Тот, что не подал руки Турбину, Беклемишев, был богатый помещик и видный человек в земстве. Он был плотен, родовит, с матовым цветом моложавого лица, сед. Держался с удивительным хладнокровием. И Турбин старался не глядеть на него.
Земский доктор держался строго, но просто, и его черемисское лицо и взгляды сквозь очки между быстрыми глотками чая не пугали. Родственницы хозяйки, княжны Трипольские, часто вставляли свои замечания в рассказ Беклемишева о его поездке к министру Ермолову ленивым тоном, гримасничая, когда улыбались. Их Турбин уже видел несколько раз осенью, когда они амазонками проезжали по селу кататься. И у священника и у лавочника велись тогда бесконечные разговоры о них. От старого повара все знали, что княжны очень богаты, живут то в Петербурге, то в своем имении, то гостят у Линтварева, а больше всего — за границей.

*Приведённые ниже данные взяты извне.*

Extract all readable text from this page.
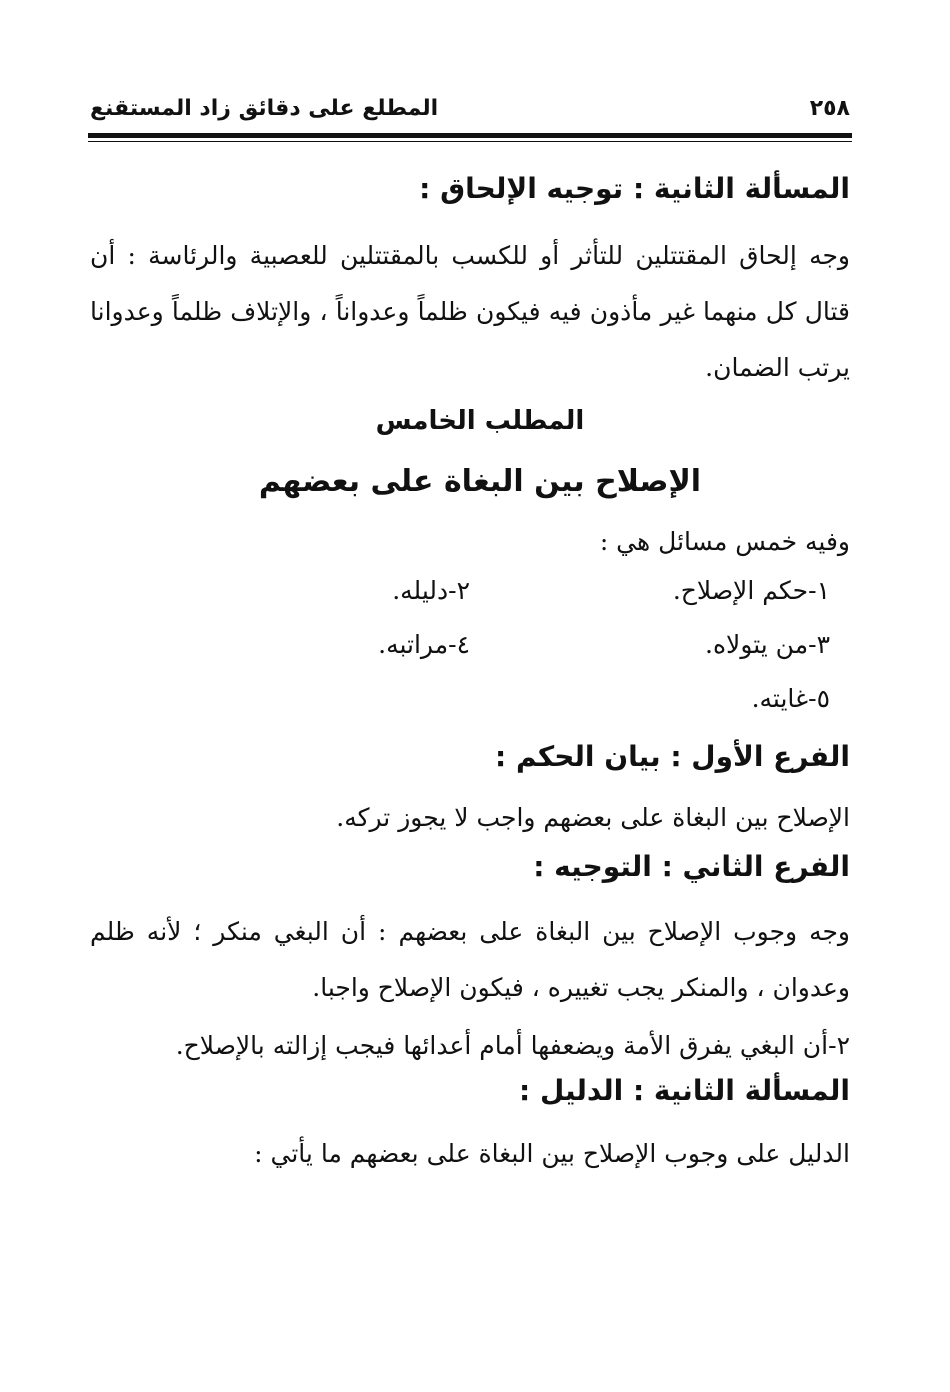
٢٥٨
المطلع على دقائق زاد المستقنع
المسألة الثانية : توجيه الإلحاق :
وجه إلحاق المقتتلين للتأثر أو للكسب بالمقتتلين للعصبية والرئاسة : أن قتال كل منهما غير مأذون فيه فيكون ظلماً وعدواناً ، والإتلاف ظلماً وعدوانا يرتب الضمان.
المطلب الخامس
الإصلاح بين البغاة على بعضهم
وفيه خمس مسائل هي :
١-حكم الإصلاح.
٢-دليله.
٣-من يتولاه.
٤-مراتبه.
٥-غايته.
الفرع الأول : بيان الحكم :
الإصلاح بين البغاة على بعضهم واجب لا يجوز تركه.
الفرع الثاني : التوجيه :
وجه وجوب الإصلاح بين البغاة على بعضهم : أن البغي منكر ؛ لأنه ظلم وعدوان ، والمنكر يجب تغييره ، فيكون الإصلاح واجبا.
٢-أن البغي يفرق الأمة ويضعفها أمام أعدائها فيجب إزالته بالإصلاح.
المسألة الثانية : الدليل :
الدليل على وجوب الإصلاح بين البغاة على بعضهم ما يأتي :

— Что ж им? Катайся в снос удовольствие, да и только! — говорил лавочник с умилением.
Когда о Турбине забыли, он успокоился и только чувствовал себя как-то странно-хорошо в этой новой обстановке, среди легко развивающегося разговора, сидя около хозяйки, похожей на английскую леди: таких изящных черт лица, такой чистоты и нежности кожи он еще никогда не видывал. А когда он вставал, так было легко и приятно отодвигать тонкий красивый стул, ходить по паркету в этой просторной столовой, ярко озаренной большой лампой над столом, видеть блеск серебряного самовара и посуды из тончайшего стекла. Было, правда, одно очень неприятное обстоятельство: во время рассказа Беклемишева Турбин, не зная, что делать, наклонился и поймал собачку; но та, как стальная, выскочила из рук и при этом так пронзительно взвизгнула, что хозяйка схватилась за висок и все встрепенулись, обратили на него глаза, и Турбин готов был провалиться сквозь землю от смущения. Но сама же хозяйка и сумела замять эту историю: так непринужденно, словно ничего и не было, обратилась к нему: «Николай Нилыч, вы позволите еще чаю?» — что он ободрился и смог очень ловко ответить: «Нет, merci… достаточно уже».
Он выпил два стакана, наслаждаясь ароматом рома, который с тихой лаской подлипал ему в чай хозяин, и от рому оживился, почувствовал смелость и верную упругость в нотах. Он даже не смутился, когда приехало еще несколько человек гостей: красивая, полная вдова-помещица, завитая, с горящими от мороза ушками, старик-помещик, который немножко рисовался простотой, но которого все любили за эту простоту и тотчас окружили с веселыми улыбками, еврей-инженер, сухой, черненький, подвижной, вроде той собачки, которую поймал Турбин, и наконец член суда, такой чистый, как все судейские, свободный и веселый остряк, делавший умные, насмешливые глаза.